A rigid state salary structure is at fault, the researchers found.

“Not everybody may want the state salary system,” Wallace said. “Some of the younger people may not want all the benefit programs. They’d really rather take that in direct salary, but there’s no flexibility to do that.”

Hiring takes too long, he said, and even the process for simple purchases is lengthy.

In several cases, contract staff have been routinely used to maintain services.

“For the most part, these are services that are one-of-a-kind and have to be there and we’re paying more now probably to operate these things than we should if we had the most effective and efficient system in place,” Wallace said on Monday’s MetroNews “Talkline.”

“As we looked at and toured all seven of these hospitals, what we found were people who were committed to what they’re doing, who know how to do the right thing, but they’re very limited.”
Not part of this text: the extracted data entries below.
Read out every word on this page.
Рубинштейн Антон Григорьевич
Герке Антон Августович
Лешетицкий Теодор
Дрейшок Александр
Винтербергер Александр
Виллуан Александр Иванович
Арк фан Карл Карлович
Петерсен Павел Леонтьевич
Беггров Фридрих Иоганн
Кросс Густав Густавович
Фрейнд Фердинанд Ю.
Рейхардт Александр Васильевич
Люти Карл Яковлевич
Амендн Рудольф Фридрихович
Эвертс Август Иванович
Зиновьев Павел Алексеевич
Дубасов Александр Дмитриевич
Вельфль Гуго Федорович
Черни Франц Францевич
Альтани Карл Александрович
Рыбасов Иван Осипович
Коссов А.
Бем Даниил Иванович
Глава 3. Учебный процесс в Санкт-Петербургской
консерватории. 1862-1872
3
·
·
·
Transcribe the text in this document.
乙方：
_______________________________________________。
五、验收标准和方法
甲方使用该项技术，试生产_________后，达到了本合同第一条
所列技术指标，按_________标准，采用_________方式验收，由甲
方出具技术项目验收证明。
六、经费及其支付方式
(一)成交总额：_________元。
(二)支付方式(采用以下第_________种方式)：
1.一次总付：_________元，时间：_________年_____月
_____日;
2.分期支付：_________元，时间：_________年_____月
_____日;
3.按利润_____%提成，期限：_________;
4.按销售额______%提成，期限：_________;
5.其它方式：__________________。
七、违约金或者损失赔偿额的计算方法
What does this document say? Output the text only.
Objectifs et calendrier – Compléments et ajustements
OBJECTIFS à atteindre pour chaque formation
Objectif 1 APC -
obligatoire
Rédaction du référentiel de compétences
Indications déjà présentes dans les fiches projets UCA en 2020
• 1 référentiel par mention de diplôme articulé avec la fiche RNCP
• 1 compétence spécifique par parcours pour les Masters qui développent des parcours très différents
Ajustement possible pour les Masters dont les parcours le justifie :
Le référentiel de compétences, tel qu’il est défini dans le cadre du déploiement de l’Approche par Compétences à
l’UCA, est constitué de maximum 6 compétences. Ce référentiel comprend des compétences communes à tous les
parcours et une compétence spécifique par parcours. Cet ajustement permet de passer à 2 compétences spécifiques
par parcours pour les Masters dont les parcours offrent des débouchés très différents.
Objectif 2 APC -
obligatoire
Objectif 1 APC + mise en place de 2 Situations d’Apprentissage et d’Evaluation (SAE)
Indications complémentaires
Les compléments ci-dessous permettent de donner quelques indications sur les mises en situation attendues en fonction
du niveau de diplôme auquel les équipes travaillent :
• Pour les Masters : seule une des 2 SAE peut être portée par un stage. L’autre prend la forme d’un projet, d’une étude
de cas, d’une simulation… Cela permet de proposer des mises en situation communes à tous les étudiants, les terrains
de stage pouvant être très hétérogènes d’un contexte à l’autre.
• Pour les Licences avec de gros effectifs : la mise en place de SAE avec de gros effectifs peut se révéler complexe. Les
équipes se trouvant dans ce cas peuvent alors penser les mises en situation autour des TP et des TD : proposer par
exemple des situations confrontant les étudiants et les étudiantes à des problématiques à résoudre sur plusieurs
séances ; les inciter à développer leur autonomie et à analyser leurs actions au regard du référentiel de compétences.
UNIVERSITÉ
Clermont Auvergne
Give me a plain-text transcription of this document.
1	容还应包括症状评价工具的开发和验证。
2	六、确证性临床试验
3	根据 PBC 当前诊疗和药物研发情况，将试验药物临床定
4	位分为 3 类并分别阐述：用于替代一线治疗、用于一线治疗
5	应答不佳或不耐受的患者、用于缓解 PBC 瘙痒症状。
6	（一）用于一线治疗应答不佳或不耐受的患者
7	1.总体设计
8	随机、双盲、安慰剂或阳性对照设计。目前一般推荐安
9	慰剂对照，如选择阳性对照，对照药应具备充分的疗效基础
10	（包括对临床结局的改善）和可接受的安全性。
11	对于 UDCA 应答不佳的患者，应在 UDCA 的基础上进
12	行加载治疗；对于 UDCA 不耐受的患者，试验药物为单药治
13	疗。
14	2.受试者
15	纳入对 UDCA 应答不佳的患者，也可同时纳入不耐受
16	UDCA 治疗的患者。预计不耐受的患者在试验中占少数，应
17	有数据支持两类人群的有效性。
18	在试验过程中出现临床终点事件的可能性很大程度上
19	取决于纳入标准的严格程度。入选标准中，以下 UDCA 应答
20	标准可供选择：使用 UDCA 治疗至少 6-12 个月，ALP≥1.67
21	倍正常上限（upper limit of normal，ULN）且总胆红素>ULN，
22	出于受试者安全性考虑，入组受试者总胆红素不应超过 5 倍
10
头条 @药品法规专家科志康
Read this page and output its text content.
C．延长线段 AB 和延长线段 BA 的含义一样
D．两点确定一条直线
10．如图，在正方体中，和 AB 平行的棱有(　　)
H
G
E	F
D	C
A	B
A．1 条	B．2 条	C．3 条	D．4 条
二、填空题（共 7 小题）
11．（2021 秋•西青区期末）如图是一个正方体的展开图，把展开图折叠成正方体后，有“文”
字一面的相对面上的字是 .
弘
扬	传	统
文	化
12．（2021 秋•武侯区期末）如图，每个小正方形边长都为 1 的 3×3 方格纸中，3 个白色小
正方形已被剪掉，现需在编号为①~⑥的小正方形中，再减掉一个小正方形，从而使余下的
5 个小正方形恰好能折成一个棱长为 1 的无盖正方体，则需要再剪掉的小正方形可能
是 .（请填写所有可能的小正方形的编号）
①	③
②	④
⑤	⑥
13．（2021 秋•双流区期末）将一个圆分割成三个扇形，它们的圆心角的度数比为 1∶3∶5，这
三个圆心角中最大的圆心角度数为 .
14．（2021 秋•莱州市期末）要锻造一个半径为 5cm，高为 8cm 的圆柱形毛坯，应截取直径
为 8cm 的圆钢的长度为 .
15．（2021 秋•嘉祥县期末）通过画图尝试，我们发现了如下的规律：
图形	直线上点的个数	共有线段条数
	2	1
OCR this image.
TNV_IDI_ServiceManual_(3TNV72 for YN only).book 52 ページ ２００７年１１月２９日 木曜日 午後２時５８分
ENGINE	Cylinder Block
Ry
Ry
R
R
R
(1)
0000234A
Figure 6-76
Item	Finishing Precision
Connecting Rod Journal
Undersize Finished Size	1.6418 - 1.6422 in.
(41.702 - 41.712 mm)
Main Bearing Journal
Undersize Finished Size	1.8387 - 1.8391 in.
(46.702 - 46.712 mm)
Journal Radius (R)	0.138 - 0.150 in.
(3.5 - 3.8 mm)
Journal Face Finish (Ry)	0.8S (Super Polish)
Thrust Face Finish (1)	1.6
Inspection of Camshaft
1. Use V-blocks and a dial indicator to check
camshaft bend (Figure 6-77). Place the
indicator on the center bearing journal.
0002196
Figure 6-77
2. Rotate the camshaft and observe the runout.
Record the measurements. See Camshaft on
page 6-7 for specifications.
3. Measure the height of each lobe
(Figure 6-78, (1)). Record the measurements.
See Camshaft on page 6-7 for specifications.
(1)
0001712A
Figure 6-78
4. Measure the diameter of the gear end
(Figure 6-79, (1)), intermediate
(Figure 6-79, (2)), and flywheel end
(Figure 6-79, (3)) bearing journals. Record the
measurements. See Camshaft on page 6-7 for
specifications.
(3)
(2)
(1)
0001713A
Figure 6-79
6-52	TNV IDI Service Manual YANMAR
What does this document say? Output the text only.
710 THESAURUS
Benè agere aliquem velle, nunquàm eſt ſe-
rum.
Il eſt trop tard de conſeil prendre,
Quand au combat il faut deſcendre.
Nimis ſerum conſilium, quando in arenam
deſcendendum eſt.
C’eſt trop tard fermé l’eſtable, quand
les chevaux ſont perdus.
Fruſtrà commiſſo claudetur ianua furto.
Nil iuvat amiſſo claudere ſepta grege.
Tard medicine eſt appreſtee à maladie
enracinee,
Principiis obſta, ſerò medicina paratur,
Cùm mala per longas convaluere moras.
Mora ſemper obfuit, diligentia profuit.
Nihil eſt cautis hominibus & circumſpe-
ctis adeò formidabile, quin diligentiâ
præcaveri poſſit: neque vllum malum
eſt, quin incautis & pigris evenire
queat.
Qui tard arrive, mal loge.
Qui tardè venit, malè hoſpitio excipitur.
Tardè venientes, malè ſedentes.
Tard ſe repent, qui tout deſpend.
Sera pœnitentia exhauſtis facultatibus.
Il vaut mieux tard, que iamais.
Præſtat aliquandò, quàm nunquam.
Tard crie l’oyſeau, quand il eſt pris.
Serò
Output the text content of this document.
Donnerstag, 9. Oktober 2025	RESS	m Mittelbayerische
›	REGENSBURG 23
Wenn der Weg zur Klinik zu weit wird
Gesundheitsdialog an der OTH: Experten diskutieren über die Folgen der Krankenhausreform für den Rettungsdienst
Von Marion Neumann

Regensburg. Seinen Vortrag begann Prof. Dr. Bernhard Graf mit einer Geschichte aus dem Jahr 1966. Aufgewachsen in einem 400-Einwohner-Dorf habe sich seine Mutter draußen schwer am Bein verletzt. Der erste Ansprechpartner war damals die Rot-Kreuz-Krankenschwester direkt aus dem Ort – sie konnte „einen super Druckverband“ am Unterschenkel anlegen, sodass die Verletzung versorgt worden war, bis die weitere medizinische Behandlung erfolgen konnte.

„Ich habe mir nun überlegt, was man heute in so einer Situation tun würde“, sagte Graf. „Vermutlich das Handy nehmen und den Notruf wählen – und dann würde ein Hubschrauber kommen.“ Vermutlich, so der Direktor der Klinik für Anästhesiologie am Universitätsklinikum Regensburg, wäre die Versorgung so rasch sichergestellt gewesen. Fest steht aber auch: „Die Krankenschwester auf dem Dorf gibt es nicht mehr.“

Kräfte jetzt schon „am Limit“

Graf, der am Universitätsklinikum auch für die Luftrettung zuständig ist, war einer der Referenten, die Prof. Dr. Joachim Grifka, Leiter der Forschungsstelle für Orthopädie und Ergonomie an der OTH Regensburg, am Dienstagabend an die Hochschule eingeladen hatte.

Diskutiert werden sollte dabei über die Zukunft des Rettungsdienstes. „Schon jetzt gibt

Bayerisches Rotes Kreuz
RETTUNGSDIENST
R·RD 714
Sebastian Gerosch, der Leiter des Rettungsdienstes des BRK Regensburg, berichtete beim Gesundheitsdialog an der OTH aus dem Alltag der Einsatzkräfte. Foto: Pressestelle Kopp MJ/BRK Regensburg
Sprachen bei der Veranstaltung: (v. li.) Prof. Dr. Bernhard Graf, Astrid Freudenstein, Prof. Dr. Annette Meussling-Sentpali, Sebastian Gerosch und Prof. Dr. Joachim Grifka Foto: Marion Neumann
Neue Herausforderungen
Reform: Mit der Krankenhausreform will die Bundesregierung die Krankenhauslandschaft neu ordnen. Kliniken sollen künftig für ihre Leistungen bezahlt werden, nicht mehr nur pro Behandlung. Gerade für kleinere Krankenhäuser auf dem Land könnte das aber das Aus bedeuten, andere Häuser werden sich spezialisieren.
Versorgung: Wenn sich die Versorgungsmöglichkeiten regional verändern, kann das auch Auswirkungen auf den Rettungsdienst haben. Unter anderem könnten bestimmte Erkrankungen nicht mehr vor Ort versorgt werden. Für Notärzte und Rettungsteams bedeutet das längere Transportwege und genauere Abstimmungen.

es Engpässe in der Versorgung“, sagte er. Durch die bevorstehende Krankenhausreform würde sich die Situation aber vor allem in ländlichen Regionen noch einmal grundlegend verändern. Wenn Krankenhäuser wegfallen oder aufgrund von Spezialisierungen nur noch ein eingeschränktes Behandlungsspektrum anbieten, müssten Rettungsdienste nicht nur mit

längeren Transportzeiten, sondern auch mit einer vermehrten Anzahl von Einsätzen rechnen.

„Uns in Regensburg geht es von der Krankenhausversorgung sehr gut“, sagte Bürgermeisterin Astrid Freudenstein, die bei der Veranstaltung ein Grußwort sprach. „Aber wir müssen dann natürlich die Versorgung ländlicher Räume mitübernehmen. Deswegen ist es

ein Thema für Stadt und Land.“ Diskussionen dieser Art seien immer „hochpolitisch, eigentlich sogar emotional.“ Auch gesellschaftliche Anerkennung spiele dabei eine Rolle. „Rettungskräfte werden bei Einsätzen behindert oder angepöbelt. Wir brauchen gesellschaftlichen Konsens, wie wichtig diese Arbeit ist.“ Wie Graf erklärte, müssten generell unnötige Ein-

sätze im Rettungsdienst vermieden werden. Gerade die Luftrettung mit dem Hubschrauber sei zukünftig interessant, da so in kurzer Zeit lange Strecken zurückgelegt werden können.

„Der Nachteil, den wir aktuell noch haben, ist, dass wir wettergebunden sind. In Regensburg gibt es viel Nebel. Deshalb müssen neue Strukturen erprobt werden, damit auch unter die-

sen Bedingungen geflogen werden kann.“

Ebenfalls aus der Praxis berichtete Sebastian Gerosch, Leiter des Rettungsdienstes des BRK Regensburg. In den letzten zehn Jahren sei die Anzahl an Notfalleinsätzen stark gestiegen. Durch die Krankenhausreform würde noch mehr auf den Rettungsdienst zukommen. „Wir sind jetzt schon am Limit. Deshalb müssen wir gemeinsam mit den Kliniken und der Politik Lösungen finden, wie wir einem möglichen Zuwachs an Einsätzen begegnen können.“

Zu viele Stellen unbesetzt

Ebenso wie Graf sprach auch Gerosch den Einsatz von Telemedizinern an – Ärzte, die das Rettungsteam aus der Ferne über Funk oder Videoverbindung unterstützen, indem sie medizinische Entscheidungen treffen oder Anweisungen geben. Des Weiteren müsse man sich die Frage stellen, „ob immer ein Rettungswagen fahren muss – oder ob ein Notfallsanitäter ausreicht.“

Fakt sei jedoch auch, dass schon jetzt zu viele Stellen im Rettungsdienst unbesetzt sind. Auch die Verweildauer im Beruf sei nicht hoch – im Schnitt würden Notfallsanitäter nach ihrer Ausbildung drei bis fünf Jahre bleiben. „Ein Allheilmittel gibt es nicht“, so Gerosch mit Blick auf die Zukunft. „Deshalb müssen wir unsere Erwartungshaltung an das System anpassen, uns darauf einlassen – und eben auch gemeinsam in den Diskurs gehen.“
Included in the report was a proposal for the creation of a Hospital Facilities Authority, or HFA, to examine the potential for privatization of each facility.

Cited as a model to follow was the privatization of West Virginia’s workers’ compensation insurance system in the early 2000s.

As envisioned, a nine-member appointed Board of Managers would study the feasibility of privatization and have the authority for a set period of 30 months to “undertake any sale, lease, contractual relationship or restructuring necessary to effectuate the approved plan.”

Wallace was involved with a similar transition in Ohio.

“Ohio moved away from state operation to kind of a hybrid array of administrative structures that allowed them to provide services that met individual needs rather than living with an old-time bureaucratic model and most other states have done that,” Wallace said.

“West Virginia is a little bit behind the times.”